Dancing in the Moonlight

By July 30, 2015August 23rd, 2024No Comments

Once every three years or so there is a month with two full moons. The second is known as a blue moon. If you’re reading this on July 31st and you go outside right now, you’ll be standing under one.

Astrologers seem less excited about the second-of-the month aspect of today’s full moon than about the moon being in Aquarius. Breakthroughs in the midst of struggles are predicted. You’d do well to pay attention today.

But perhaps you were not even aware that the moon has just gone full. Why is the lunar cycle even important?

I grew up on the south shore of Long Island, on a skinny street between two canals. It was a poorly crafted street which went downhill as you traveled inland from the bay to its lowest point where the two canals dead-ended. When the moon was full, high tide was very high – so high that the ocean spilled over the bulkheads and flooded the street at that low point. If you needed something from the store, you were just going to have to wait a few hours.

Most of us live too cut off from natural phenomenon like moon tides to feel the consequences of the lunar cycle. But that doesn’t mean we should ignore it. The same gravitational pull that affects the tides draws gently of the water in your body. It changes you, in albeit subtle ways.

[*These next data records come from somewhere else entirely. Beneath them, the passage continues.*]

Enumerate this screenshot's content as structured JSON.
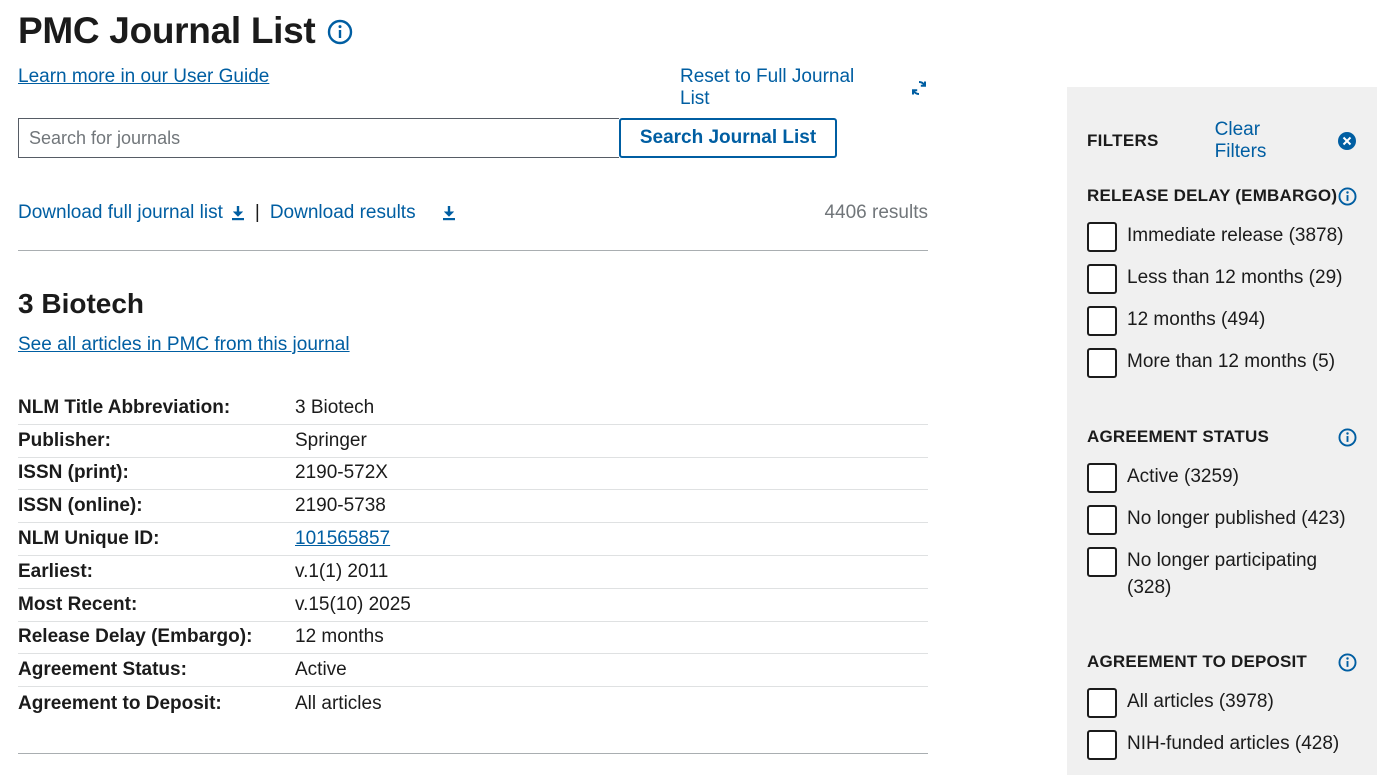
{
  "header": {
    "title": "PMC Journal List",
    "user_guide_link": "Learn more in our User Guide",
    "reset_link": "Reset to Full Journal List"
  },
  "search": {
    "placeholder": "Search for journals",
    "value": "",
    "button_label": "Search Journal List"
  },
  "downloads": {
    "full_list_label": "Download full journal list",
    "separator": "|",
    "results_label": "Download results",
    "results_count": "4406 results"
  },
  "journal": {
    "name": "3 Biotech",
    "articles_link": "See all articles in PMC from this journal",
    "details": [
      {
        "label": "NLM Title Abbreviation:",
        "value": "3 Biotech"
      },
      {
        "label": "Publisher:",
        "value": "Springer"
      },
      {
        "label": "ISSN (print):",
        "value": "2190-572X"
      },
      {
        "label": "ISSN (online):",
        "value": "2190-5738"
      },
      {
        "label": "NLM Unique ID:",
        "value": "101565857"
      },
      {
        "label": "Earliest:",
        "value": "v.1(1) 2011"
      },
      {
        "label": "Most Recent:",
        "value": "v.15(10) 2025"
      },
      {
        "label": "Release Delay (Embargo):",
        "value": "12 months"
      },
      {
        "label": "Agreement Status:",
        "value": "Active"
      },
      {
        "label": "Agreement to Deposit:",
        "value": "All articles"
      }
    ]
  },
  "filters": {
    "heading": "FILTERS",
    "clear_label": "Clear Filters",
    "sections": [
      {
        "title": "RELEASE DELAY (EMBARGO)",
        "options": [
          "Immediate release (3878)",
          "Less than 12 months (29)",
          "12 months (494)",
          "More than 12 months (5)"
        ]
      },
      {
        "title": "AGREEMENT STATUS",
        "options": [
          "Active (3259)",
          "No longer published (423)",
          "No longer participating (328)"
        ]
      },
      {
        "title": "AGREEMENT TO DEPOSIT",
        "options": [
          "All articles (3978)",
          "NIH-funded articles (428)"
        ]
      }
    ]
  },
  "colors": {
    "link": "#005ea2",
    "text": "#1b1b1b",
    "muted": "#71767a",
    "sidebar_bg": "#f0f0f0"
  },
  "icons": [
    "info-icon",
    "refresh-icon",
    "download-icon",
    "close-circle-icon"
  ]
}
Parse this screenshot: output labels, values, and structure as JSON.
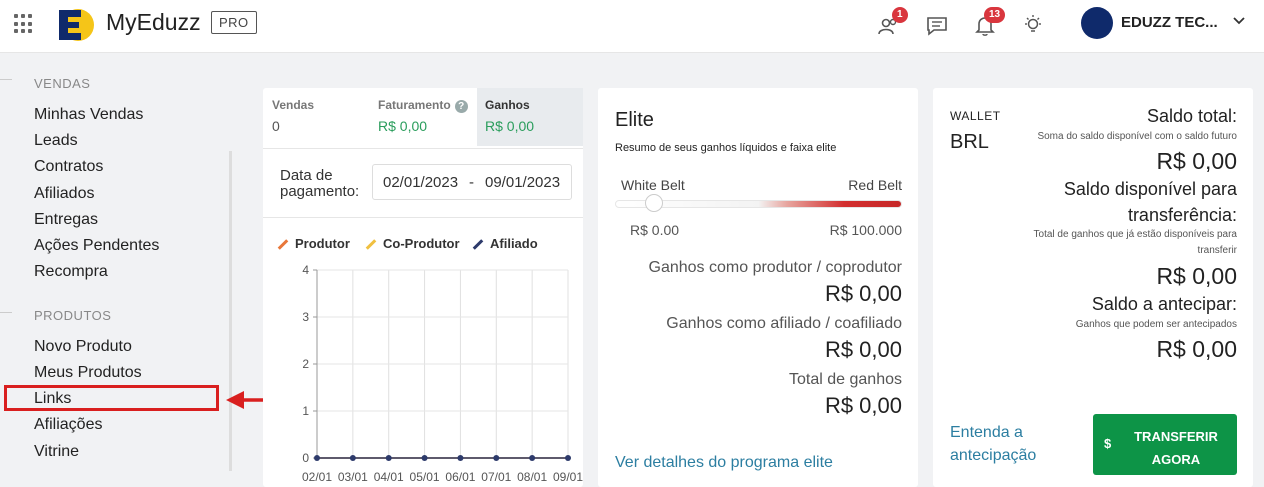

When we start to pay attention – really pay attention – we become aware of those subtle changes.

Yoga is an excellent tool for building subtle awareness of your body. The practice of Chandra Namaskar, the moon salutation, taps into the cyclical nature of the moon while opening the hips, the seat of the second Chakra. The sacral energy center is the home of water energy. Water is changed by the moon. Do you see where this is going? The circling sequence of Chandra Namaskar itself represents the cycle of lunar transformation, the flow and ebb and flow and ebb that is the constant rhythm of life.